Quienes se dedican al acompañamiento, atención y asesoramiento de personas víctimas de violencia sexual nos han enseñado que hay que cuidar mucho las formas en que se denuncia el abuso, porque lo primordial es cuidar a la persona que lo hace, llevando un procedimiento que debe asegurar el anonimato de las personas implicadas y que sus historias no queden expuestas, dando garantías a todo el proceso. Pero además, construyendo espacios de contención emocional y psicológica para la persona denunciante.

Denunciar una situación de abuso o violencia sexual por las redes u otro medio público termina siendo más un escrache al abusador que una denuncia formal.
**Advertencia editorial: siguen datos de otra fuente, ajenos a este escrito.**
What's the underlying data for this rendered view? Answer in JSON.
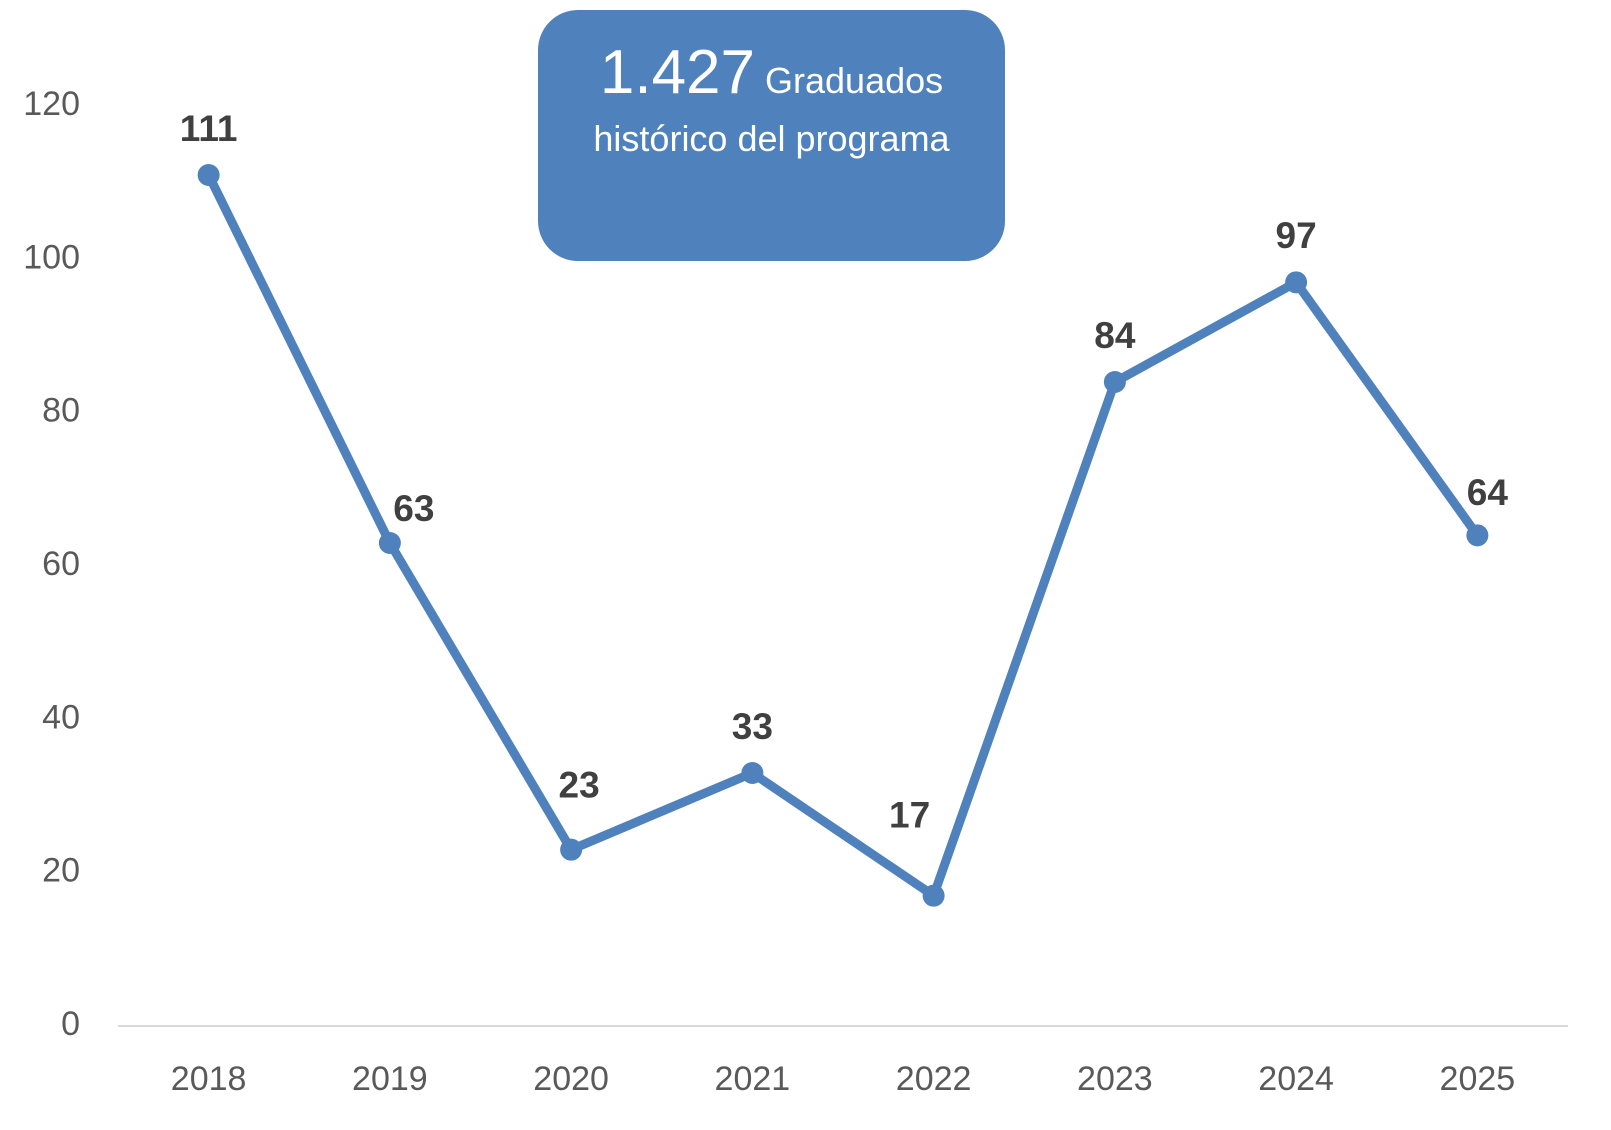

Expone completamente a quien denuncia, que queda en una situación de vulnerabilidad ante la persona denunciada, además de comprometer su historia ante prejuicios, comentarios e incluso insultos. Entonces, ¿por qué las denuncias en el deporte siguen llegando en este formato? Publicaciones en redes sociales o cartas firmadas, difundidas públicamente. Yo creo que si una mujer llega al punto de utilizar estas vías es porque no encontró otras mejores, otras que la protejan y le aseguren que lo que está diciendo va a ser en un ámbito seguro y va a producir los efectos que tenga que producir: por ejemplo, una denuncia penal que termine en una orden de restricción, un apartamiento del cargo o el cumplimiento de alguna pena. Y es que el sistema deportivo uruguayo no tiene ningún mecanismo de recepción y acompañamiento de denuncias. No existe ningún espacio institucional donde un(a) deportista pueda acudir en caso de haber vivido una experiencia de violencia o de abuso en el marco de entrenamientos o competencias deportivas. No hay un equipo interdisciplinario que pueda tanto brindar asesoramiento legal como sostener psicológicamente a quien decide denunciar.

Esta es una política que ya se debería estar implementando. Sólo se necesitan voluntades, y un entendimiento general de que el deporte, como cualquier otro ámbito social, es un espacio donde pueden generarse situaciones de abuso y violencia, y que, por lo tanto, es fundamental contar con estrategias de atención y acompañamiento para los y las deportistas.

La pregunta entonces es: ¿quién debería hacerse cargo de la creación de un espacio de este tipo?; ¿quién es responsable por la seguridad y el bienestar de los y las deportistas? En el sistema deportivo uruguayo hay algunas instituciones clave en la gestión del deporte. En el caso de los entes públicos está la Secretaría Nacional del Deporte, las secretarías de deporte de los gobiernos departamentales (que muchas veces son las que contratan a los y las entrenadores(as) a cargo de planteles que funcionan en establecimientos municipales), el Ministerio de Educación y Cultura (que regula a los clubes y federaciones), el Ministerio de Defensa Nacional (que otorga becas a deportistas); incluso existe una ley de deporte que no incluye la posibilidad de pensar en espacios de atención y asesoramiento a deportistas. Pero el deporte, sobre todo el de alto rendimiento, se desarrolla principalmente en la órbita de las federaciones, los clubes privados, el Comité Olímpico Uruguayo, fundaciones y sociedades civiles. Quizá deberíamos buscar la respuesta en cada una de las instituciones. Lo que es claro es que en el gobierno y la gestión del deporte aún no está prevista ninguna política clara que piense en la prevención del abuso y el acoso en el deporte, así como en la atención y el asesoramiento a quienes lo sufren.

Martina Pastorino es docente investigadora del Departamento de Educación Física y Deporte (ISEF-Udelar).